Anatomic subtleties of the nasal tip have a dramatic impact on the overall appearance of the nose. Here, we provide a focused review of nasal tip analysis and surgical technique, with particular emphasis on the septal extension graft.
Preoperative nasofacial analysis is systematically performed from frontal, lateral, and basal views in the “10-7-5” fashion described by the senior author (R.J.R.).1 Ideal nasal tip projection equals two-thirds the ideal nasal length, or 50%–60% of the total nasal projection should lie anterior to the upper lip. In women, the nasolabial angle is determined to be 95–100 degrees, whereas in men, 90–95 degrees is preferred.
Using a systematic approach is the most precise technique for tip shaping.2 The septal extension graft is a versatile graft that effectively controls tip projection, shape, and rotation, whereas a columellar strut graft is only effective for unifying the nasal tip, maintaining its position while lacking control over nasal tip rotation.3–5
The septal extension graft is keel shaped to mimic the middle crura. (See Video 1 [online], which displays the shaping of the septal extension graft.) It is placed onto the anterior septal angle as a “fixed-floating” graft with extension beyond the anterior septal angle into the interdomal space, with the most caudal and inferior portion of the graft placed on the cephalic border of the medial crus at the columellar lobular angle.
A 4-step suture technique is performed. (See Video 2 [online], which displays body fixation and superior stabilization suture.) (See Video 3 [online], which displays inferior and body stabilization suture.)

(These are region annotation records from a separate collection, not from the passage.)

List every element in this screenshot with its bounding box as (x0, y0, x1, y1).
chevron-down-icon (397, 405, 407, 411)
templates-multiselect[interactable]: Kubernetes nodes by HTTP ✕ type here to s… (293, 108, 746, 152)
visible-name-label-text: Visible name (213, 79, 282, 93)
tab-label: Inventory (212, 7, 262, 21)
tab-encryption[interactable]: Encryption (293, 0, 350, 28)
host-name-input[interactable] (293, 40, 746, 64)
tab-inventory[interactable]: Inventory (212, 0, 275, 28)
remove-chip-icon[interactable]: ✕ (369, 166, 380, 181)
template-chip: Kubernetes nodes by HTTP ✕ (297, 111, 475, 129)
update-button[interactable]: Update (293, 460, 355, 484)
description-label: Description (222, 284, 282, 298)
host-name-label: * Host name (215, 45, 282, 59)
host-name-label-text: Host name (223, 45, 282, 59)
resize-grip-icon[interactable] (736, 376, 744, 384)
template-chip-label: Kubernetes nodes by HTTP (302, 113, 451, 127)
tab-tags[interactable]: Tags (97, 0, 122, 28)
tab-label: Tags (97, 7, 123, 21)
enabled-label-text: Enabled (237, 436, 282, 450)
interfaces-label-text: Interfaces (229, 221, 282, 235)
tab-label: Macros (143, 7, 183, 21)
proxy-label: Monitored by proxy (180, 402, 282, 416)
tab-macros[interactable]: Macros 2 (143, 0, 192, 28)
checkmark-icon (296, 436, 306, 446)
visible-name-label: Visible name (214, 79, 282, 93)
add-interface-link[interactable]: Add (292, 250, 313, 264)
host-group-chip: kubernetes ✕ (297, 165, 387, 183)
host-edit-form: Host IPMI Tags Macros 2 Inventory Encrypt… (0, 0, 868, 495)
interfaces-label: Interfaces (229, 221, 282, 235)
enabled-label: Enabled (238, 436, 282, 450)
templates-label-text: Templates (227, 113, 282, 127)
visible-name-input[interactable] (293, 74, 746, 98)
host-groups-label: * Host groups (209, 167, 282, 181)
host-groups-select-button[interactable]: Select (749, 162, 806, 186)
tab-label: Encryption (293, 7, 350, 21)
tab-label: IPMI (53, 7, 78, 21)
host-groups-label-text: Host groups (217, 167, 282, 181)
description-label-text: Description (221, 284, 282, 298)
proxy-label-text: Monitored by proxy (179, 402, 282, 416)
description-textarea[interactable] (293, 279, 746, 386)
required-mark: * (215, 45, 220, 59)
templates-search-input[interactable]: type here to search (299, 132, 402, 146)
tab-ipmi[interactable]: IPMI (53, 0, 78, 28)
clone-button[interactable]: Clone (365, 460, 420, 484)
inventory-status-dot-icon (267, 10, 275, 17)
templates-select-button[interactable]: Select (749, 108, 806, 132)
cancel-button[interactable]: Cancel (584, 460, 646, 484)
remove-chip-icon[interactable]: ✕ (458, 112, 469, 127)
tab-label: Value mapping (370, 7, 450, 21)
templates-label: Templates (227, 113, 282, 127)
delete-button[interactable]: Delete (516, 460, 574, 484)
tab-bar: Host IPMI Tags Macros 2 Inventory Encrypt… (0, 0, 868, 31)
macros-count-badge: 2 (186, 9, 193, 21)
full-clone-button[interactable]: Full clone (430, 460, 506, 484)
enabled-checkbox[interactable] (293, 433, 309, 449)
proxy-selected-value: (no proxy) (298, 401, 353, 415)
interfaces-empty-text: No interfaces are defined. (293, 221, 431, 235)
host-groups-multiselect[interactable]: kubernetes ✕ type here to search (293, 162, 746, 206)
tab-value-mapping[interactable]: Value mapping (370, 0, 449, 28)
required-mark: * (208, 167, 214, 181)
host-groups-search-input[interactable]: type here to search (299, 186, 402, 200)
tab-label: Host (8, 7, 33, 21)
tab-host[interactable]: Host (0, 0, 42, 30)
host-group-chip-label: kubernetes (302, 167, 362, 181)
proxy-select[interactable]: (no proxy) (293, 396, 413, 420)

- Body fixation horizontal mattress suture
- Superior stabilization suture
- Inferior stabilization suture
- Body stabilization horizontal mattress suture
Reshaping of the nasal tip proceeds using a bottom-up approach. (See Video 4 [online], which displays medial crural footplate, low medial crural, and high medial crural approximation.) (See Video 5 [online], which displays transdomal and interdomal suturing.)
- Medial crural footplate approximation corrects footplate deformities and asymmetries.
- “Low” medial crural approximation stabilizes the graft, corrects footplate asymmetries, controls columellar width, and strengthens the medial crura.
- “High” medial crural approximation further stabilizes the medial crura to the graft and aids in establishing tip width and symmetry.
- Transdomal suturing corrects asymmetries, lateral crural convexities/concavities, and narrows the tip.
- Interdomal approximation further accentuates eversion, decreases the angle of divergence, narrows the tip-defining points, corrects vertical asymmetries, and camouflages the graft.
Dead space closure is important when using the septal extension graft and begins with placement of medial crura footplate horizontal mattress sutures and then proceeds inferior to superior and caudal to cephalic. (See Video 6 [online], which displays dead space closure.)
The septal extension graft is reliable and predictable in controlling tip projection, shape, and rotation.
1. Villanueva NL, Afrooz PN, Carboy JA, et al.Nasal analysis: considerations for ethnic variation. Plast Reconstr Surg. 2019;143:1179e–1188e.
2. Sieber DA, Rohrich RJFinesse in nasal tip refinement. Plast Reconstr Surg. 2017;140:277e–286e.
3. Byrd HS, Andochick S, Copit S, et al.Septal extension grafts: a method of controlling tip projection shape. Plast Reconstr Surg. 1997;100:999–1010.
4. Ha RY, Byrd HSSeptal extension grafts revisited: 6-year experience in controlling nasal tip projection and shape. Plast Reconstr Surg. 2003;112:1929–1935.
5. Akkus AM, Eryilmaz E, Guneren EComparison of the effects of columellar strut and septal extension grafts for tip support in rhinoplasty. Aesthetic Plast Surg. 2013;37:666–673.